I am too stupid to use AVX-512

avx-512

Recently, I have been working on a small rust sideproject, and I needed linear algebra library. I personally don't like nalgebra and ndarray so I decided to try to implement simple mat4 + vec4 library from online resources. I wanted to implement optimize the operations myself through SIMD intrinsics, and I spent a particularly long amount of time testing and messing around with the AVX-512 intrinsics. AVX-512 has been particularly controversial in recent years as intel dropped support for it when they realized that E-cores in their new architecture couldn't work well with it. They received a lot of flak for that decision mainly because original version of alder lake DID come with AVX-512 support, but intel pushed out a microcode update that permanently fused off the features, after the fact the customer made the purchase.

The main feature of AVX-512 obviously is the 512 bit register. You can fit an entire 4x4 f32 matrix in a single register now. However even with this, it appears that so far every implementation I have made was slower than the standard avx/avx2 implementation.
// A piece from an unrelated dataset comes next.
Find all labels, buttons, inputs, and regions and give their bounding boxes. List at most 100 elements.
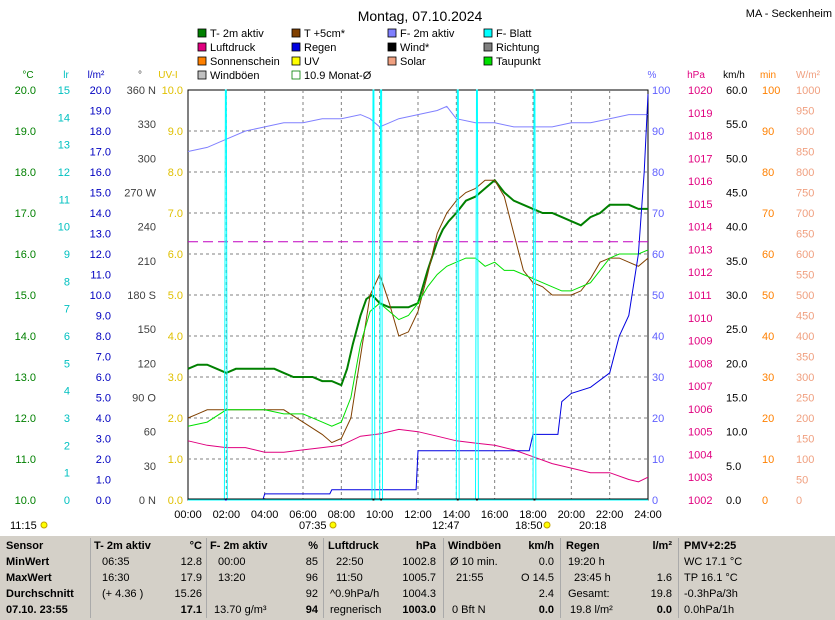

For simplicity sake I defined the following struct in rust to help with writing different implementations

#[repr(C, align(16))]
#[derive(Copy, Clone)]
union f32x16 {
    #[cfg(target_feature = "sse")]
    pub sse: [__m128; 4],

    #[cfg(target_feature = "avx")]
    pub avx: [__m256; 2],

    #[cfg(target_feature = "avx512f")]
    pub avx512: __m512,

    pub data: [f32; 16],
}

#[repr(transparent)]
#[derive(Copy, Clone)]
pub struct Mat4(f32x16);

Simply Matrix Multiplication

A simple naive 4x4 matrix multiplication in SSE would look something like this

#[cfg(all(target_feature = "sse", not(any(target_feature = "avx", target_feature = "avx512f"))))]
#[inline(always)]
fn mul(self, rhs: Self) -> Self::Output {

    use std::arch::x86_64::{_mm_setzero_ps, _mm_shuffle_ps, _mm_mul_ps, _mm_add_ps};

    unsafe {
        let mut result = Mat4(f32x16 { sse: [_mm_setzero_ps(); 4] });

        for i in 0..4 {
            let b_col = rhs.0.sse[i];

            let b_x = _mm_shuffle_ps(b_col, b_col, 0b00_00_00_00);
            result.0.sse[i] = _mm_mul_ps(self.0.sse[0], b_x);

            let b_y = _mm_shuffle_ps(b_col, b_col, 0b01_01_01_01);
            result.0.sse[i] = _mm_add_ps(result.0.sse[i], _mm_mul_ps(self.0.sse[1], b_y));

            let b_z = _mm_shuffle_ps(b_col, b_col, 0b10_10_10_10);
            result.0.sse[i] = _mm_add_ps(result.0.sse[i], _mm_mul_ps(self.0.sse[2], b_z));

            let b_w = _mm_shuffle_ps(b_col, b_col, 0b11_11_11_11);
            result.0.sse[i] = _mm_add_ps(result.0.sse[i], _mm_mul_ps(self.0.sse[3], b_w));
        }

        result
    }
}

it uses the basic principle of matrix multiplication by simply transforming each vector in the right hand side matrix (rhs) by the left hand side matrix (self). To do this it simply broadcasts each element of each vector in the rhs matrix, multiplies each component with its corresponding column of the left hand matrix, then sums all the scalar vector products together.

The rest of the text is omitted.